After the U.S. Congress finally passed the supplemental war budget of $61 billion for Ukraine last week (cf. SAS 17/24), Kyiv’s Foreign Minister Dmytro Kuleba welcomed the vote, but told London’s The Guardian (april 24) that it was simply not enough. “No single package can stop the Russians”, he said. “The West has to realize the era of peace in Europe is over.” In other words, the war and the war mobilization will continue forever, which is in sync with the calls from so many European leaders for implementing a “war economy” now.

Meanwhile, on the ground, Ukrainian forces continue to suffer setbacks. The head of the Armed Forces, Col. Gen. Oleksandr Syrskyi, just reported tactical retreat from other villages in the east of the country. (Recall that Syrskyi was appointed in early February after the forced resignation of his predecessor, Gen.

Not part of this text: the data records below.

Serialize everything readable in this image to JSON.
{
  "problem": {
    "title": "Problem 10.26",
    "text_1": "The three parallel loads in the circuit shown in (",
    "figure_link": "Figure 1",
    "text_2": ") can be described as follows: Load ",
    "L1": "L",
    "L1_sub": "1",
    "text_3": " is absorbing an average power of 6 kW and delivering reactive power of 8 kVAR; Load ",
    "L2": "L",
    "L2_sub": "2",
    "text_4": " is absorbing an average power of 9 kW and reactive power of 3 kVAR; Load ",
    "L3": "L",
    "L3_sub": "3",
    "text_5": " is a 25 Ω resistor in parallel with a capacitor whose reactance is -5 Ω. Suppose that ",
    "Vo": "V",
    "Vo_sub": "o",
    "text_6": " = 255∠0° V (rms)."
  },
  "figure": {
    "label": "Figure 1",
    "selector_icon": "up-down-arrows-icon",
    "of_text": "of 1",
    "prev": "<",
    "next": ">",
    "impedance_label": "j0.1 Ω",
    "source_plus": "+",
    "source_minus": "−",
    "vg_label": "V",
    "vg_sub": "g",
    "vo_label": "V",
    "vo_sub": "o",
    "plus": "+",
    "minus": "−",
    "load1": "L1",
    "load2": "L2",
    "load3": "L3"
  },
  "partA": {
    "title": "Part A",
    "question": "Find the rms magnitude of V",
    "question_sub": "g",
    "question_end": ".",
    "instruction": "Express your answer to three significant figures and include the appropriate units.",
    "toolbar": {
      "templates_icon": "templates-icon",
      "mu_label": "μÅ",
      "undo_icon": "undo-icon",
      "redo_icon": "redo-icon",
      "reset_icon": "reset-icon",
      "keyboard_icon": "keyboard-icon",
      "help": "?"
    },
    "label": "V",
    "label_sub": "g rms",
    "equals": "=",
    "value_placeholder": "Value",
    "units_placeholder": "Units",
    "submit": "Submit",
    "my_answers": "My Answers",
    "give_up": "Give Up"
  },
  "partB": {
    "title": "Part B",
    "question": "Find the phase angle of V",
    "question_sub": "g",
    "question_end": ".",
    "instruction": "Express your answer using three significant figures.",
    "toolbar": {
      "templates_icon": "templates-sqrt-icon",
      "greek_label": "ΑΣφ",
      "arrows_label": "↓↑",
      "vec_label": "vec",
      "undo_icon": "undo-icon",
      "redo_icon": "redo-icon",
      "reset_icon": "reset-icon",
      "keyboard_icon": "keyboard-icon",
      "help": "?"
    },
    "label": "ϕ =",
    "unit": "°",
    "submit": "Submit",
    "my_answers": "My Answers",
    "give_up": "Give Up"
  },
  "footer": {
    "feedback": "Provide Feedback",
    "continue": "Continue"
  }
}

Zaluzhny, for admitting that the war was “at a stalemate” (cf. SAS 45, 49/23)). Nonetheless, the United States has allocated its largest military aid package so far, valued at $6.1 bn, taken from the $61 bn, involving new equipment to augment Ukraine’s Patriot systems, air defenses and munitions – to the benefit of the U.S. defense industry which is to produce it all.

Moreover, the number of deaths and injuries in the Army has been so high that the Ukrainian cabinet recently decreed that men between 18 and 60 years old who are deemed fit for military service will only be able to renew their passports within Ukraine, forcing those who took refuge abroad to return, where they will presumably be subject to the draft. According to Eurostat, some 860,000 Ukrainian men 18 years of age or older are now living in EU countries.

Coming back to the permanent war perspective, it was endorsed in an essay published April 26 by London’s Royal Institute of International Affairs, sometimes called the British monarchy’s think tank. Author Olga Tokariuk calls for a more lasting arrangement by which Western funding of Kyiv’s war machine will go on indefinitely, without concern for political considerations in the countries providing the funding. However, she warns, “U.S. support should not be overly relied upon. Europe must act too, using the time Ukraine has bought it to get serious about defense.”

Add to that that President Zelenskyy has announced he is seeking a 10-year security agreement with the United States, of the type that has already been signed with France, Germany, Italy, the Netherlands, the UK and other European countries. This is an effort to bypass the formal admittance of Ukraine into NATO by replacing it with bilateral security agreements with individual NATO member states.